Als we terugkomen in de haven zien we nog een zeehond in de haven zwemmen, en dan maken we ons klaar voor vertrek. Om twee uur varen we weg, het is mooi weer en er is een klein beetje tegenwind. Omdat het hoogwater is kunnen we over St. Patrics Bridge varen. Bij Carnsore Point, de Zuid-Oost punt van Ierland, krijgen we 3 knopen stroom mee. Helaas blijft de wind om de kaap tegen staan terwijl we toch ruim negentig graden naar het noorden zijn gedraaid. Maar we kunnen motorzeilen en schieten wel op. Ondanks de tegenwind is het een mooie vaardag met een prachtige ondergaande zon en een heerlijk rustige zee. We proberen nog voor het donker aan te komen, maar dat lukt niet. Als we bij Arklow de rivier opvaren is het donker en we zien dat de rivier vol ligt met boten aan moorings. We gaan niet de marina in omdat deze te klein is voor ons schip. Er is verderop een steiger in de rivier waar we wel aan kunnen liggen maar die ziet er -voor zover we dat kunnen zien in het donker- vol uit. Er is een smal stukje water naast de steiger vrij waar we achteruit in varen omdat ik niet verwacht dat ik er nog kan keren. Een stuk verderop aan de steiger is nog net één plekje vrij waar we net in passen. We meren rond half twaalf af en gaan dan snel naar bed, over zes uur staat het tij weer mee en vertrekken we weer richting Dublin.

Donderdag 16 juli vertrekken we om 6 uur in de ochtend. We hebben geen havenmeester gezien, dus ook niets kunnen betalen. Op zee hebben we de wind nog steeds tegen terwijl hij vandaag vanuit het oosten voorspeld was, blijkbaar is de wind hier lastig te voorspellen. Maar na de eerste kaap hebben we een forse stroom mee en lukt het ook nog om strak aan de wind te zeilen. Dan lopen we zelfs even 8.6 knopen als we tussen de zandbanken door varen. Zo gaat het vandaag vrij vlot en een paar uur later zitten we al weer bij de monding van de River Liffrey vlakbij Dublin. We zoeken nog even contact met een containerschip, wat wel heel dichtbij komt varen. Na onze oproep wijkt het containerschip en vaart achter ons langs. Wij varen de riviermonding van Dublin voorbij richting het schiereiland Howth ten zuiden van Dublin. Howth heeft steile rotswanden waar ook weer veel vogels zitten.

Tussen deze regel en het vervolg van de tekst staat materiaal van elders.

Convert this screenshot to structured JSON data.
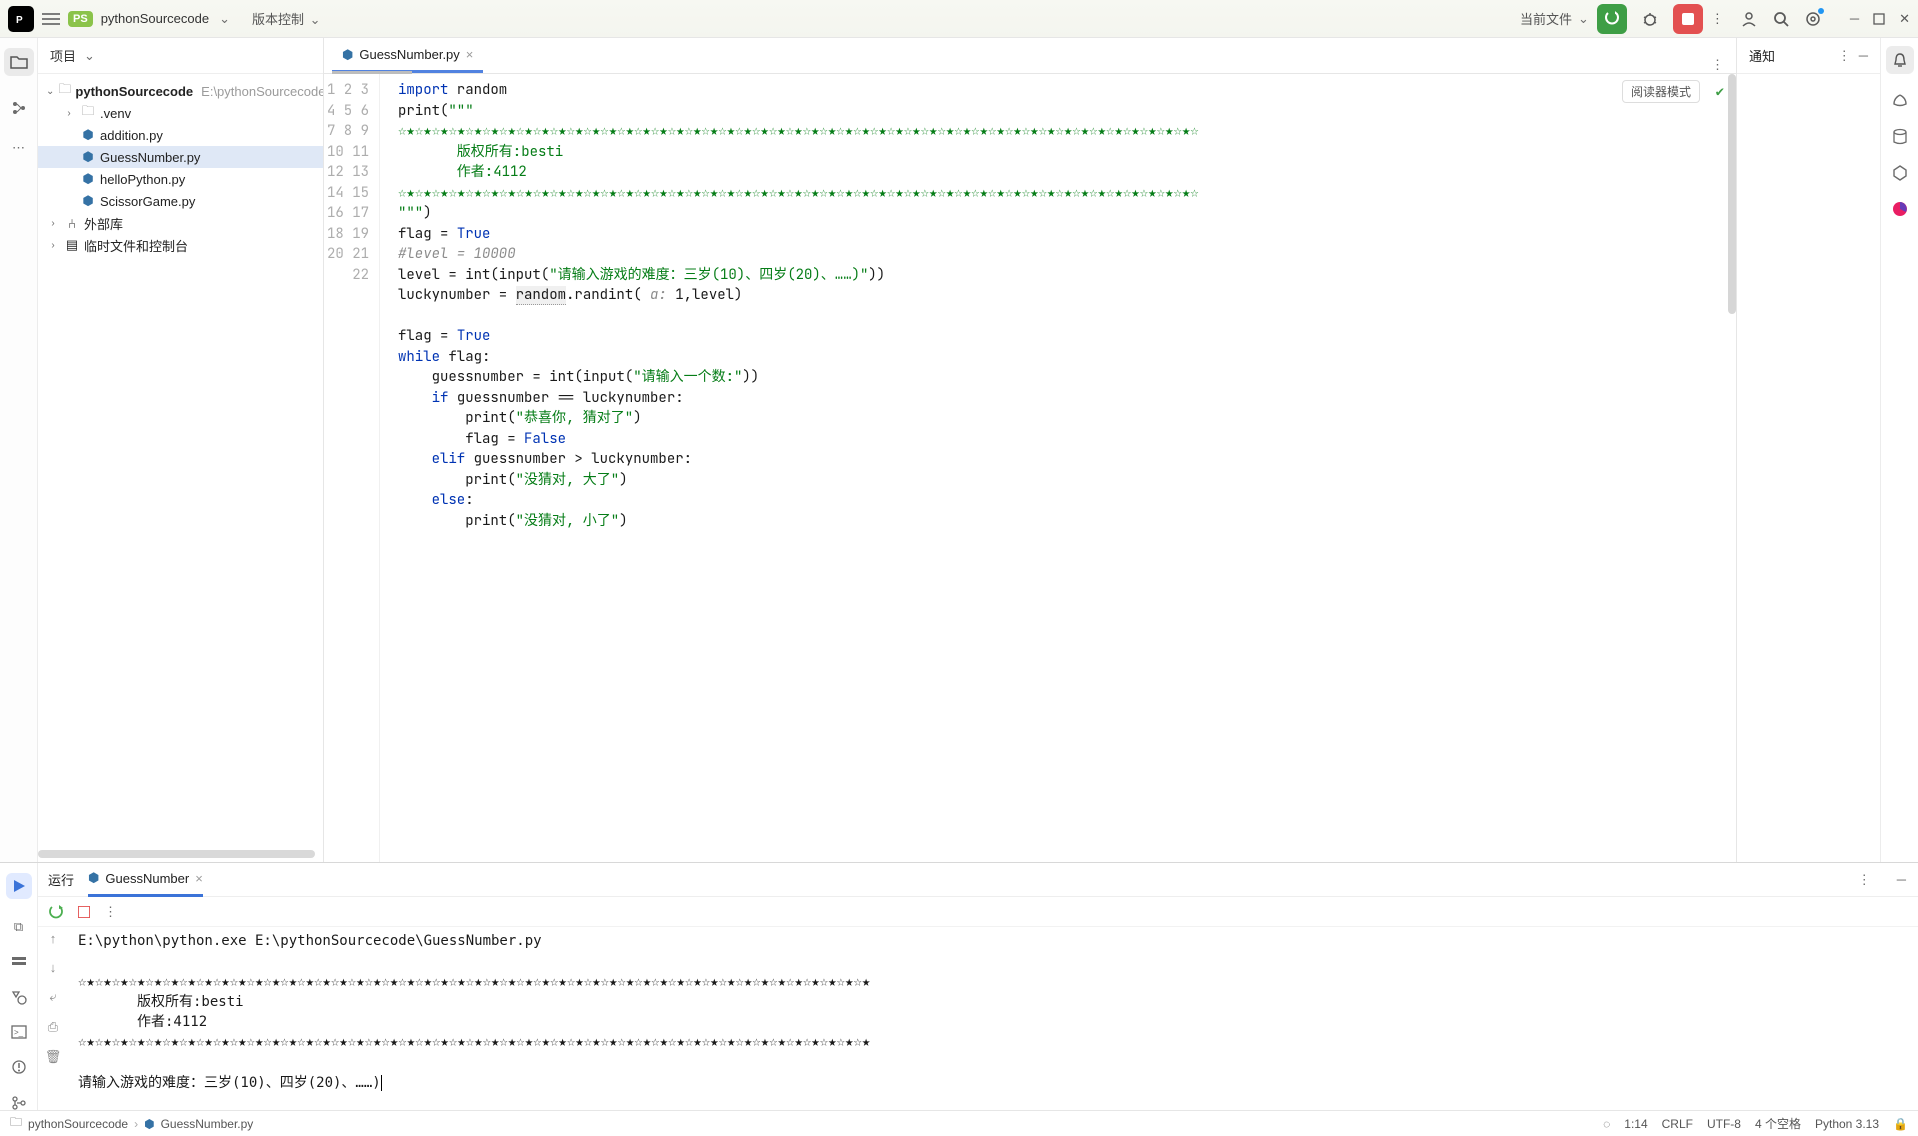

Howth heeft een gezellige jachthaven. Bij het binnenlopen moeten we goed opletten op de vaargeul die smal is. We blijven hier twee nachten want morgen (vrijdag) komt er veel wind over. Donderdag middag tanken we nog even diesel want we hebben de afgelopen dagen toch weer veel gemotord en in Ierland betaal je nog steeds geen belasting in de jachthaven voor de diesel, dus gunstig om de tank nog even goed vol te gooien voordat we naar Isle of Man gaan. ´s Avonds maken we nog een wandelingetje langs de haven en de kustweg met gezellige restaurantjes. Maar dan begint het weer te gieten, en halen we Fish & Chips, maar net als we er naar toe lopen begint het te gieten, het blijft tenslotte Ierland. Dus we keren om en halen snel fish & chips en rennen terug naar de boot. Daar is het zo koud en vochtig dat we zelfs even de kachel aan doen, dat is de eerste keer deze reis.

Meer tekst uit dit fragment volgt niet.